The document describes parts of Judea and Samaria – Israel’s biblical heartland  – along with eastern Jerusalem, where the Temple Mount and Western Wall stand, to be occupied territory. 

In addition to Prime Minister Lapid, Israel’s UN Ambassador Gilad Erdan also blasted the resolution in a tweet: 

“By calling for the International Court of Justice, the Palestinians are decimating any chances of reconciliation.”

Erdan also tweeted that Israel cannot be occupiers in their own homeland.  

The resolution repeatedly says Israel is under a breach of international law, but Tomas Sandell, founder of the European Coalition for Israel, claims the resolution itself ignores history and international law, established by the San Remo Resolution in 1920.    

“What the San Remo resolution, of course, said was that this is the ancestral homeland of the Jewish people.

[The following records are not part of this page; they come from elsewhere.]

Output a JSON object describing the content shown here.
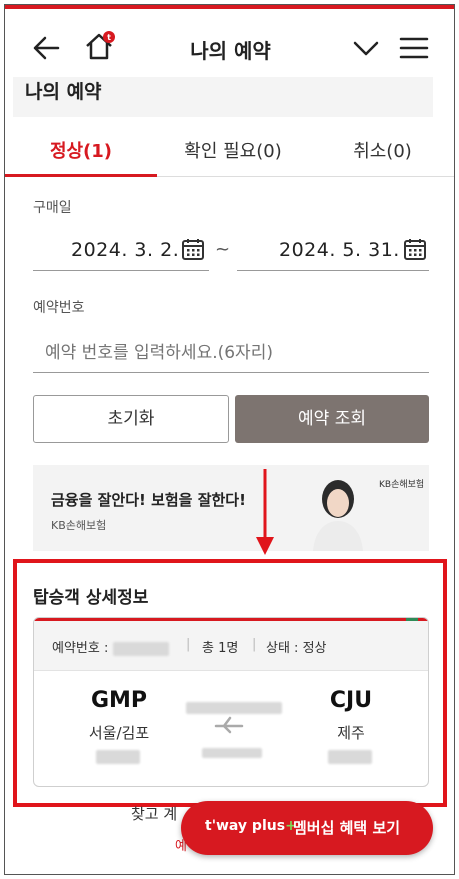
{
  "header": {
    "title": "나의 예약"
  },
  "section": {
    "title": "나의 예약"
  },
  "tabs": [
    {
      "label": "정상(1)"
    },
    {
      "label": "확인 필요(0)"
    },
    {
      "label": "취소(0)"
    }
  ],
  "purchase_date": {
    "label": "구매일",
    "start": "2024. 3. 2.",
    "end": "2024. 5. 31.",
    "separator": "~"
  },
  "reservation_number": {
    "label": "예약번호",
    "placeholder": "예약 번호를 입력하세요.(6자리)"
  },
  "buttons": {
    "reset": "초기화",
    "search": "예약 조회"
  },
  "ad": {
    "title": "금융을 잘안다! 보험을 잘한다!",
    "sponsor": "KB손해보험",
    "logo_text": "KB손해보험"
  },
  "passenger_detail": {
    "title": "탑승객 상세정보",
    "reservation_label": "예약번호 :",
    "total_label": "총 1명",
    "status_label": "상태 : 정상",
    "departure": {
      "code": "GMP",
      "city": "서울/김포"
    },
    "arrival": {
      "code": "CJU",
      "city": "제주"
    }
  },
  "footer": {
    "partial_text": "찾고 계",
    "partial_link": "예"
  },
  "fab": {
    "brand": "t'way plus",
    "brand_plus": "+",
    "label": "멤버십 혜택 보기"
  },
  "colors": {
    "brand_red": "#d71920",
    "search_button": "#7d7470",
    "highlight_red": "#e0151b"
  }
}
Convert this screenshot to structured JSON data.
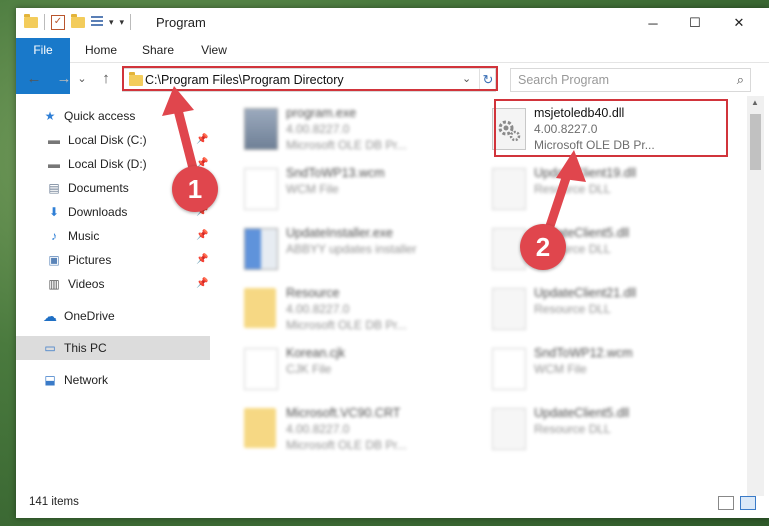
{
  "window": {
    "title": "Program"
  },
  "qat": {
    "dropdown_glyph": "▾",
    "chevron": "▾"
  },
  "window_controls": {
    "minimize": "─",
    "maximize": "☐",
    "close": "✕"
  },
  "ribbon_tabs": [
    {
      "label": "File"
    },
    {
      "label": "Home"
    },
    {
      "label": "Share"
    },
    {
      "label": "View"
    }
  ],
  "nav": {
    "back": "←",
    "forward": "→",
    "recent": "⌄",
    "up": "↑",
    "address": "C:\\Program Files\\Program Directory",
    "dropdown": "⌄",
    "refresh": "↻",
    "search_placeholder": "Search Program",
    "search_icon": "⌕"
  },
  "sidebar": {
    "items": [
      {
        "label": "Quick access",
        "icon": "star-icon",
        "glyph": "★"
      },
      {
        "label": "Local Disk (C:)",
        "icon": "drive-icon",
        "glyph": "▬",
        "pinned": true
      },
      {
        "label": "Local Disk (D:)",
        "icon": "drive-icon",
        "glyph": "▬",
        "pinned": true
      },
      {
        "label": "Documents",
        "icon": "documents-icon",
        "glyph": "▤",
        "pinned": true
      },
      {
        "label": "Downloads",
        "icon": "downloads-icon",
        "glyph": "⬇",
        "pinned": true
      },
      {
        "label": "Music",
        "icon": "music-icon",
        "glyph": "♪",
        "pinned": true
      },
      {
        "label": "Pictures",
        "icon": "pictures-icon",
        "glyph": "▣",
        "pinned": true
      },
      {
        "label": "Videos",
        "icon": "videos-icon",
        "glyph": "▥",
        "pinned": true
      },
      {
        "label": "OneDrive",
        "icon": "cloud-icon",
        "glyph": "☁"
      },
      {
        "label": "This PC",
        "icon": "computer-icon",
        "glyph": "▭",
        "selected": true
      },
      {
        "label": "Network",
        "icon": "network-icon",
        "glyph": "⬓"
      }
    ],
    "pin_glyph": "📌"
  },
  "files": [
    {
      "name": "program.exe",
      "meta1": "4.00.8227.0",
      "meta2": "Microsoft OLE DB Pr...",
      "kind": "exe"
    },
    {
      "name": "msjetoledb40.dll",
      "meta1": "4.00.8227.0",
      "meta2": "Microsoft OLE DB Pr...",
      "kind": "dll",
      "highlighted": true
    },
    {
      "name": "SndToWP13.wcm",
      "meta1": "WCM File",
      "meta2": "",
      "kind": "doc"
    },
    {
      "name": "UpdateClient19.dll",
      "meta1": "Resource DLL",
      "meta2": "",
      "kind": "dll"
    },
    {
      "name": "UpdateInstaller.exe",
      "meta1": "ABBYY updates installer",
      "meta2": "",
      "kind": "exe2"
    },
    {
      "name": "UpdateClient5.dll",
      "meta1": "Resource DLL",
      "meta2": "",
      "kind": "dll"
    },
    {
      "name": "Resource",
      "meta1": "4.00.8227.0",
      "meta2": "Microsoft OLE DB Pr...",
      "kind": "folder"
    },
    {
      "name": "UpdateClient21.dll",
      "meta1": "Resource DLL",
      "meta2": "",
      "kind": "dll"
    },
    {
      "name": "Korean.cjk",
      "meta1": "CJK File",
      "meta2": "",
      "kind": "doc"
    },
    {
      "name": "SndToWP12.wcm",
      "meta1": "WCM File",
      "meta2": "",
      "kind": "doc"
    },
    {
      "name": "Microsoft.VC90.CRT",
      "meta1": "4.00.8227.0",
      "meta2": "Microsoft OLE DB Pr...",
      "kind": "folder"
    },
    {
      "name": "UpdateClient5.dll",
      "meta1": "Resource DLL",
      "meta2": "",
      "kind": "dll"
    }
  ],
  "status": {
    "item_count": "141 items"
  },
  "annotations": [
    {
      "label": "1"
    },
    {
      "label": "2"
    }
  ],
  "colors": {
    "accent": "#1979ca",
    "highlight": "#d1343b",
    "callout": "#e0464d"
  }
}
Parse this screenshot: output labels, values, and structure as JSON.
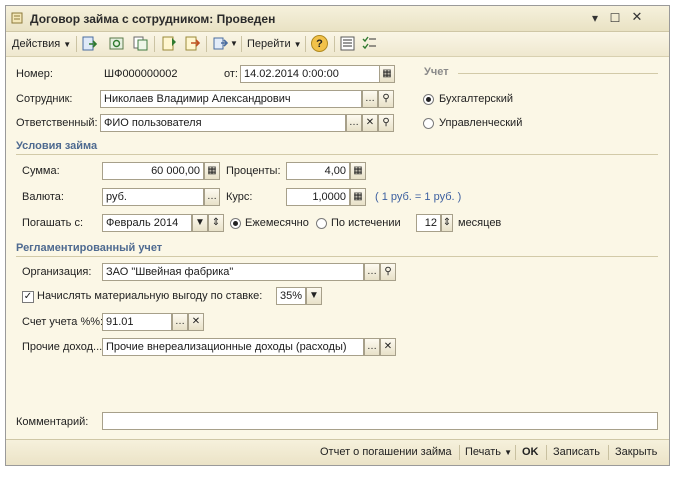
{
  "window": {
    "title": "Договор займа с сотрудником: Проведен",
    "controls": {
      "menu": "▾",
      "restore": "☐",
      "close": "✕"
    }
  },
  "toolbar": {
    "actions_label": "Действия",
    "goto_label": "Перейти",
    "help_label": "?"
  },
  "form": {
    "number_label": "Номер:",
    "number_value": "ШФ000000002",
    "date_label": "от:",
    "date_value": "14.02.2014  0:00:00",
    "employee_label": "Сотрудник:",
    "employee_value": "Николаев Владимир Александрович",
    "responsible_label": "Ответственный:",
    "responsible_value": "ФИО пользователя",
    "uchet_title": "Учет",
    "uchet_options": [
      "Бухгалтерский",
      "Управленческий"
    ],
    "uchet_selected": "Бухгалтерский"
  },
  "loan_terms": {
    "section_title": "Условия займа",
    "sum_label": "Сумма:",
    "sum_value": "60 000,00",
    "percent_label": "Проценты:",
    "percent_value": "4,00",
    "currency_label": "Валюта:",
    "currency_value": "руб.",
    "rate_label": "Курс:",
    "rate_value": "1,0000",
    "rate_note": "( 1 руб. = 1 руб. )",
    "repay_label": "Погашать с:",
    "repay_value": "Февраль 2014",
    "monthly_label": "Ежемесячно",
    "at_end_label": "По истечении",
    "months_value": "12",
    "months_label": "месяцев",
    "schedule_selected": "Ежемесячно"
  },
  "regulated": {
    "section_title": "Регламентированный учет",
    "org_label": "Организация:",
    "org_value": "ЗАО \"Швейная фабрика\"",
    "benefit_label": "Начислять материальную выгоду по ставке:",
    "benefit_checked": true,
    "benefit_rate": "35%",
    "account_label": "Счет учета %%:",
    "account_value": "91.01",
    "other_income_label": "Прочие доход...",
    "other_income_value": "Прочие внереализационные доходы (расходы)"
  },
  "comment": {
    "label": "Комментарий:",
    "value": ""
  },
  "bottom": {
    "report_label": "Отчет о погашении займа",
    "print_label": "Печать",
    "ok_label": "OK",
    "save_label": "Записать",
    "close_label": "Закрыть"
  },
  "colors": {
    "background": "#fbf7e6",
    "section_title": "#4e6a90",
    "rate_note": "#3c5fa0"
  }
}
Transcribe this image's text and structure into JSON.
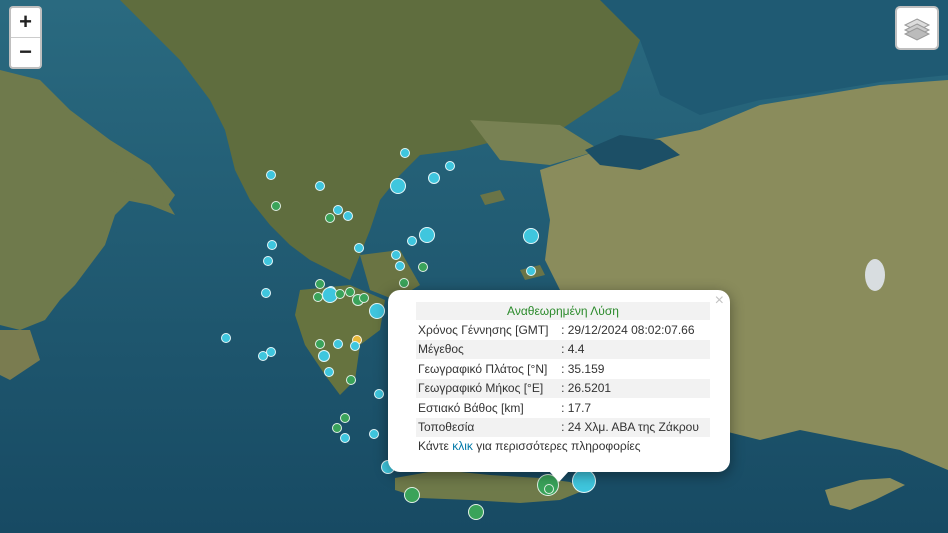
{
  "controls": {
    "zoom_in": "+",
    "zoom_out": "−",
    "layers_icon": "layers-icon"
  },
  "popup": {
    "title": "Αναθεωρημένη Λύση",
    "close": "×",
    "rows": [
      {
        "label": "Χρόνος Γέννησης [GMT]",
        "value": ": 29/12/2024 08:02:07.66"
      },
      {
        "label": "Μέγεθος",
        "value": ": 4.4"
      },
      {
        "label": "Γεωγραφικό Πλάτος [°N]",
        "value": ": 35.159"
      },
      {
        "label": "Γεωγραφικό Μήκος [°E]",
        "value": ": 26.5201"
      },
      {
        "label": "Εστιακό Βάθος [km]",
        "value": ": 17.7"
      },
      {
        "label": "Τοποθεσία",
        "value": ": 24 Χλμ. ΑΒΑ της Ζάκρου"
      }
    ],
    "more_prefix": "Κάντε ",
    "more_link": "κλικ",
    "more_suffix": " για περισσότερες πληροφορίες"
  },
  "colors": {
    "recent": "#3fc6de",
    "older": "#3aa35a",
    "selected": "#e8b93a"
  }
}
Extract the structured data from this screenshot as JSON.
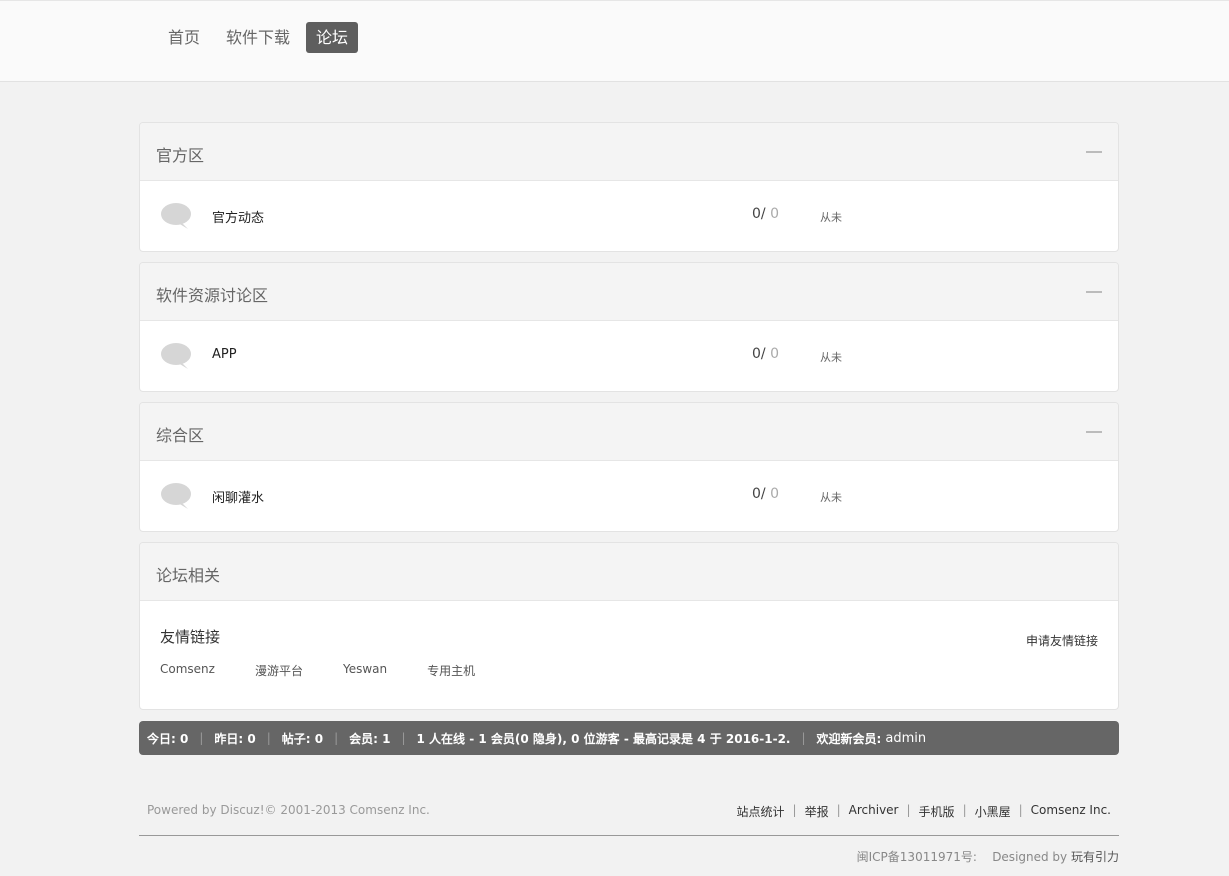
{
  "nav": {
    "items": [
      {
        "label": "首页",
        "active": false
      },
      {
        "label": "软件下载",
        "active": false
      },
      {
        "label": "论坛",
        "active": true
      }
    ]
  },
  "sections": [
    {
      "title": "官方区",
      "forums": [
        {
          "name": "官方动态",
          "threads": "0/",
          "posts": "0",
          "last": "从未"
        }
      ]
    },
    {
      "title": "软件资源讨论区",
      "forums": [
        {
          "name": "APP",
          "threads": "0/",
          "posts": "0",
          "last": "从未"
        }
      ]
    },
    {
      "title": "综合区",
      "forums": [
        {
          "name": "闲聊灌水",
          "threads": "0/",
          "posts": "0",
          "last": "从未"
        }
      ]
    }
  ],
  "related": {
    "title": "论坛相关",
    "links_title": "友情链接",
    "apply_label": "申请友情链接",
    "links": [
      "Comsenz",
      "漫游平台",
      "Yeswan",
      "专用主机"
    ]
  },
  "stats": {
    "today": "今日: 0",
    "yesterday": "昨日: 0",
    "posts": "帖子: 0",
    "members": "会员: 1",
    "online": "1 人在线 - 1 会员(0 隐身), 0 位游客 - 最高记录是 4 于 2016-1-2.",
    "welcome": "欢迎新会员:",
    "newest": "admin"
  },
  "footer": {
    "powered": "Powered by Discuz!© 2001-2013 Comsenz Inc.",
    "links": [
      "站点统计",
      "举报",
      "Archiver",
      "手机版",
      "小黑屋",
      "Comsenz Inc."
    ],
    "icp": "闽ICP备13011971号:",
    "designed_prefix": "Designed by",
    "designed_by": "玩有引力"
  },
  "colors": {
    "nav_active_bg": "#5e5e5e",
    "stats_bg": "#666666",
    "page_bg": "#f2f2f2"
  }
}
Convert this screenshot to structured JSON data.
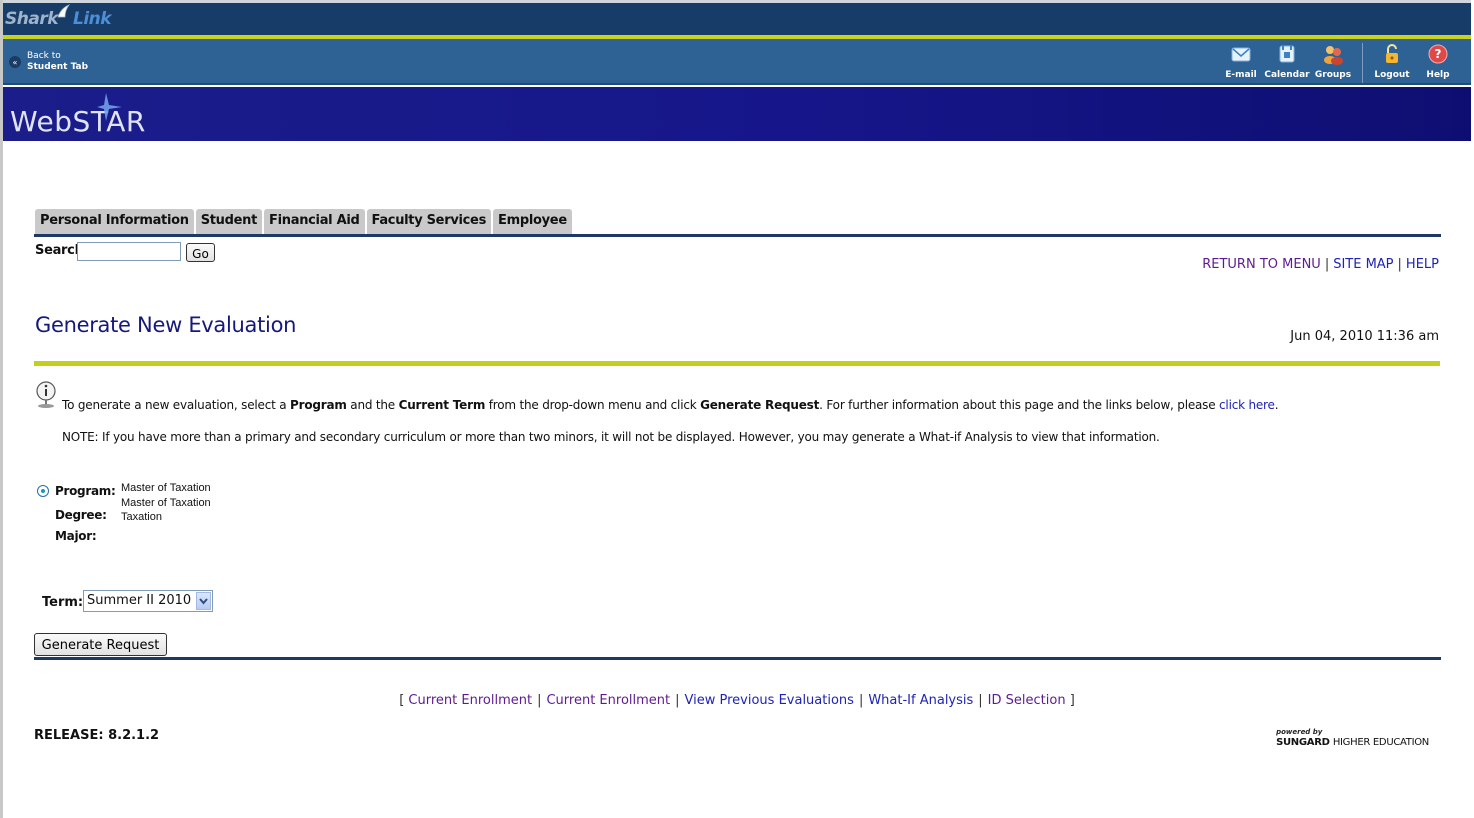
{
  "header": {
    "logo_part1": "Shark",
    "logo_part2": "Link",
    "back_line1": "Back to",
    "back_line2": "Student Tab",
    "tools": {
      "email": "E-mail",
      "calendar": "Calendar",
      "groups": "Groups",
      "logout": "Logout",
      "help": "Help"
    },
    "banner_title_a": "Web",
    "banner_title_b": "STAR"
  },
  "tabs": [
    "Personal Information",
    "Student",
    "Financial Aid",
    "Faculty Services",
    "Employee"
  ],
  "search": {
    "label": "Search",
    "value": "",
    "go_label": "Go"
  },
  "top_links": {
    "return_to_menu": "RETURN TO MENU",
    "site_map": "SITE MAP",
    "help": "HELP",
    "separator": "|"
  },
  "page": {
    "title": "Generate New Evaluation",
    "timestamp": "Jun 04, 2010 11:36 am"
  },
  "info": {
    "t1": "To generate a new evaluation, select a ",
    "b1": "Program",
    "t2": " and the ",
    "b2": "Current Term",
    "t3": " from the drop-down menu and click ",
    "b3": "Generate Request",
    "t4": ". For further information about this page and the links below, please ",
    "link": "click here",
    "t5": ".",
    "note": "NOTE: If you have more than a primary and secondary curriculum or more than two minors, it will not be displayed. However, you may generate a What-if Analysis to view that information."
  },
  "program": {
    "program_label": "Program:",
    "degree_label": "Degree:",
    "major_label": "Major:",
    "program_value": "Master of Taxation",
    "degree_value": "Master of Taxation",
    "major_value": "Taxation"
  },
  "term": {
    "label": "Term:",
    "selected": "Summer II 2010"
  },
  "generate_button": "Generate Request",
  "footer_links": {
    "open": "[",
    "close": "]",
    "sep": "|",
    "l1": "Current Enrollment",
    "l2": "Current Enrollment",
    "l3": "View Previous Evaluations",
    "l4": "What-If Analysis",
    "l5": "ID Selection"
  },
  "release": "RELEASE: 8.2.1.2",
  "powered": {
    "line1": "powered by",
    "brand": "SUNGARD",
    "suffix": "HIGHER EDUCATION"
  },
  "colors": {
    "top_bar": "#173c68",
    "nav_bar": "#2f6294",
    "banner": "#16168a",
    "accent_yellow": "#c4cf1c",
    "title_blue": "#14197b",
    "link_purple": "#5e1b91",
    "link_blue": "#1f23b5"
  },
  "icons": [
    "shark-fin-icon",
    "back-arrow-icon",
    "email-icon",
    "calendar-icon",
    "groups-icon",
    "logout-icon",
    "help-icon",
    "star-icon",
    "info-icon",
    "radio-selected-icon",
    "chevron-down-icon"
  ]
}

And … nothing could be more Jewish than the Old City of Jerusalem. And, and to, to say anything else on a UN level is a complete breach and disrespect of international law.”

Sandell finds it ironic that this year marks the 100-year anniversary of the British Mandate in 1922. 

“I think the significant part in the text also in the San Remo Resolution was, for the first time in the history of international law, to make it very clear to say that there is a cultural, religious, and political link between the Jewish people and the land of Israel,” Sandell said. He added that although at the time the Jewish population in the land, that minority would rebuild the country, which he called “a modern miracle, and something to be celebrated and not condemned by the United Nations.

The latest anti-Israel resolution comes against the backdrop of a wave of Palestinian attacks against Israelis this year. The most recent attack in the Jewish community of Ariel in northern Israel Tuesday, where a Palestinian man killed three Israelis and wounded several others before he was shot and killed by security forces.